Months later, the South Korean government’s online presence was targeted, with the President’s website defaced with a banner reading “Long live General Kim Jong-un, president of reunification!”
Neither attack was particularly sophisticated, but South Korean authorities said North Korea was to blame, even though “hacktivist” groups – online activists who hack high-profile targets in order to spread political messages – first appeared to claim responsibility.
Those attacks used rudimentary but effective malware which security researchers later dubbed DarkSeoul. Also known as the DarkSeoul Gang, the hackers have been involved in a five-year spree against South Korean targets, according to a report last year by the computer security firm Symantec, which estimated that the group comprised 10 to 50 hackers and described it as “unique” in its ability to carry out high-profile and damaging attacks over several years.
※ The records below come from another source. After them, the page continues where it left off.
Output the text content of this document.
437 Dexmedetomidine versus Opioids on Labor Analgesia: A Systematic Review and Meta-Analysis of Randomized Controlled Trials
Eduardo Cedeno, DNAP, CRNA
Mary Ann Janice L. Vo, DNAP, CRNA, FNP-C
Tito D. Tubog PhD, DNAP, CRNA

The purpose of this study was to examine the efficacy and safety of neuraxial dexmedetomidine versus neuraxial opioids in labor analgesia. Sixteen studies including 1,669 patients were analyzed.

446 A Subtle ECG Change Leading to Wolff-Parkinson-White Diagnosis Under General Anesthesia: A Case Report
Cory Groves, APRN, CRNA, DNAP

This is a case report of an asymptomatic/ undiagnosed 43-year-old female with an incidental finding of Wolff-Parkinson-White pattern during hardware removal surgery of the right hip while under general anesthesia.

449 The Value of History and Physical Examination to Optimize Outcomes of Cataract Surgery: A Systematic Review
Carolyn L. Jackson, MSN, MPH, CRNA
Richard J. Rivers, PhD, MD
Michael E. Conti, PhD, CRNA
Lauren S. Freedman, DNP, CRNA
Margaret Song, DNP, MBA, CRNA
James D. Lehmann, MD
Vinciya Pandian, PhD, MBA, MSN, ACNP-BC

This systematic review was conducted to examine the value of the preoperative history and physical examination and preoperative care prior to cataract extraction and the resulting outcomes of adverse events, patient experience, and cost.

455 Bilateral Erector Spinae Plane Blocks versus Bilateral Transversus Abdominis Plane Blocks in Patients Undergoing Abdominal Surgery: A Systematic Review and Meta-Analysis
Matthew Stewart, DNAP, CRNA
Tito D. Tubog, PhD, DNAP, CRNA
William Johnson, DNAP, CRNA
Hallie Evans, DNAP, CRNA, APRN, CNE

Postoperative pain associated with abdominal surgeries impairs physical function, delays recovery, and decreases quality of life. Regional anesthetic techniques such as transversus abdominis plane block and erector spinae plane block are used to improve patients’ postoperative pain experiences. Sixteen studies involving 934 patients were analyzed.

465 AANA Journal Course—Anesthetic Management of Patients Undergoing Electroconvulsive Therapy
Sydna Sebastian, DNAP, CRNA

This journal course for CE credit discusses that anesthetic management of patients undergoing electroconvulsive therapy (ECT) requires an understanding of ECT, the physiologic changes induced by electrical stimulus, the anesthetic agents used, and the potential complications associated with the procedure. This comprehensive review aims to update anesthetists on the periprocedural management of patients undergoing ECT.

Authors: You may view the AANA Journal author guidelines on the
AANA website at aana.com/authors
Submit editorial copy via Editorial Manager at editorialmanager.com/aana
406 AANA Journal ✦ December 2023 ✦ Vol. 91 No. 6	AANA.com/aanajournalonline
Some security experts have cast doubt on North Korean involvement in the attack on Sony, citing the publicity-seeking hacktivist style of the attacks. However, the use of an unknown name by the group behind the Sony attacks, “Guardians of Peace”, is similar to previous attacks by the DarkSeoul Gang.
It remains unclear if the DarkSeoul gang members are outsiders working on behalf of North Korea, or some of Pyongyang’s troops in the isolated country’s own “cyber army”.
That may be made clearer on Christmas Day, when Sony Pictures intends to release The Interview, which, in July, Pyongyang described as “undisguised sponsoring of terrorism, as well as an act of war”.